Judge Casey’s answer? “Casey said truth could be found by following the facts to see if they string together in a coherent, logical way.”

Which is exactly what he did in the challenge to the law brought by the Abortion Establishment. Casey’s provocative questioning dragged out the truth–the grisly, painful, truth–from people accustomed to talking in antiseptically-clean language.

In the final analysis, Judge Casey ruled against the federal law, concluding that it was in conflict with the 2000 Supreme Court’s Carhart decision. But the wording of Judge Casey’s opinion was no less candid than his blunt questions:

“The Court finds that the testimony at trial and before Congress establishes that D&X [partial-birth abortion] is a gruesome, brutal, barbaric, and uncivilized medical procedure,” he wrote, “[and finds] credible evidence that D&X abortions subject fetuses to severe pain.”

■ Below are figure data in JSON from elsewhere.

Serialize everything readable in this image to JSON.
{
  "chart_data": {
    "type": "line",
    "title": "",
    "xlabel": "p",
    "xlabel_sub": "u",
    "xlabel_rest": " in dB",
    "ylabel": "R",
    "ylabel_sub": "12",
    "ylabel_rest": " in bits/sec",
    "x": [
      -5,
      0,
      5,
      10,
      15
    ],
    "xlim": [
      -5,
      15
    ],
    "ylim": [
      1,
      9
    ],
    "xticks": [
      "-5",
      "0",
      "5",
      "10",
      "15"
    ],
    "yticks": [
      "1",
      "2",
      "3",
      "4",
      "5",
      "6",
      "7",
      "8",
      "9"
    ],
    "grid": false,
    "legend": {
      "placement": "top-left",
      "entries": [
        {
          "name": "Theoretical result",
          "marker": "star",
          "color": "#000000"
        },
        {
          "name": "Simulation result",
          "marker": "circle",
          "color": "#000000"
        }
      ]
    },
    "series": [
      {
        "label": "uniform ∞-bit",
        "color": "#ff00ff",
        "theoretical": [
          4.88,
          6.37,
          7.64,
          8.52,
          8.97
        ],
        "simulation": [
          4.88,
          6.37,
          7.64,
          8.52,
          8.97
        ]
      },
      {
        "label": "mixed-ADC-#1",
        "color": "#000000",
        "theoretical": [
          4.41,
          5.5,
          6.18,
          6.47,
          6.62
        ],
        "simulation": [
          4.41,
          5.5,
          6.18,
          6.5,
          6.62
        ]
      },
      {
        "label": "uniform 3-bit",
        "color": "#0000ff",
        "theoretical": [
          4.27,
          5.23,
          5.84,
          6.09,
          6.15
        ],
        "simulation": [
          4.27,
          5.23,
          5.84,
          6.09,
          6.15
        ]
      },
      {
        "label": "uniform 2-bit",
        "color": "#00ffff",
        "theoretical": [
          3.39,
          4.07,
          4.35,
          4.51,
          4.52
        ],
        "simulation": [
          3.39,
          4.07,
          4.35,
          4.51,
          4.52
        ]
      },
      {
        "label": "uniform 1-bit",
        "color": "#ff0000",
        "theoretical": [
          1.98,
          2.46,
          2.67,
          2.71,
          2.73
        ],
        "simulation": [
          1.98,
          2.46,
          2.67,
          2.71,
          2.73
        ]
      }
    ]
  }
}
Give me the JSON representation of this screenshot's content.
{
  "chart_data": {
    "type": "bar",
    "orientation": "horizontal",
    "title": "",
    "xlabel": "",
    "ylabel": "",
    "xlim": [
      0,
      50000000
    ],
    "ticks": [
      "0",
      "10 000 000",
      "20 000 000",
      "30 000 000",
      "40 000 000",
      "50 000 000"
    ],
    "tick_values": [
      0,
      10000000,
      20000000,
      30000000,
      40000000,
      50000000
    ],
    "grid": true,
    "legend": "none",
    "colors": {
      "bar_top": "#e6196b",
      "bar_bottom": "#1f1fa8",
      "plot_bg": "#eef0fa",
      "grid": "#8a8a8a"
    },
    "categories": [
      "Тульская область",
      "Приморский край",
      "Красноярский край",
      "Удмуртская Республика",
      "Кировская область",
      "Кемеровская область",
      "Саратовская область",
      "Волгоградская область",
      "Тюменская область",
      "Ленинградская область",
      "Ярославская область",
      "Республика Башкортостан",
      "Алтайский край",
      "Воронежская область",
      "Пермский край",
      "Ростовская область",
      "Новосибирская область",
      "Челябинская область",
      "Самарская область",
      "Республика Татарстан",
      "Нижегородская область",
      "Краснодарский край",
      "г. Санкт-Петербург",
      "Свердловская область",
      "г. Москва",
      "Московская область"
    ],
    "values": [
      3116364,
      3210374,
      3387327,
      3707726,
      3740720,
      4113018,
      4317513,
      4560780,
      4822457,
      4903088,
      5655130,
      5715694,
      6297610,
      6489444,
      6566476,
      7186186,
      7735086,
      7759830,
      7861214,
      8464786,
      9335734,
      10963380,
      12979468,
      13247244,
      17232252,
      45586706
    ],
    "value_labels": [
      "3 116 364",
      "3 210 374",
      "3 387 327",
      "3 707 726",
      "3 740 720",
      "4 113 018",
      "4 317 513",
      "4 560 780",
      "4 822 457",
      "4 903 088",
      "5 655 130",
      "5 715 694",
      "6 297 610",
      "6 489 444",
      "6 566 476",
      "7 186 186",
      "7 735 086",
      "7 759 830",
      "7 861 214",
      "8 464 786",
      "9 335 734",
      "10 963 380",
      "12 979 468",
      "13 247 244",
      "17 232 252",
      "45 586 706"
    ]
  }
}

Last November the Supreme Court heard oral arguments in two challenges to the Partial-Birth Abortion Ban Act.

It would be most fitting if the Justices could remove the blinders that have prevented the Court from seeing the constitutionality of the law and the humanity of the littlest Americans.

Editor’s note. The Supreme Court did uphold the federal law in “Gonzales v. Carhart.”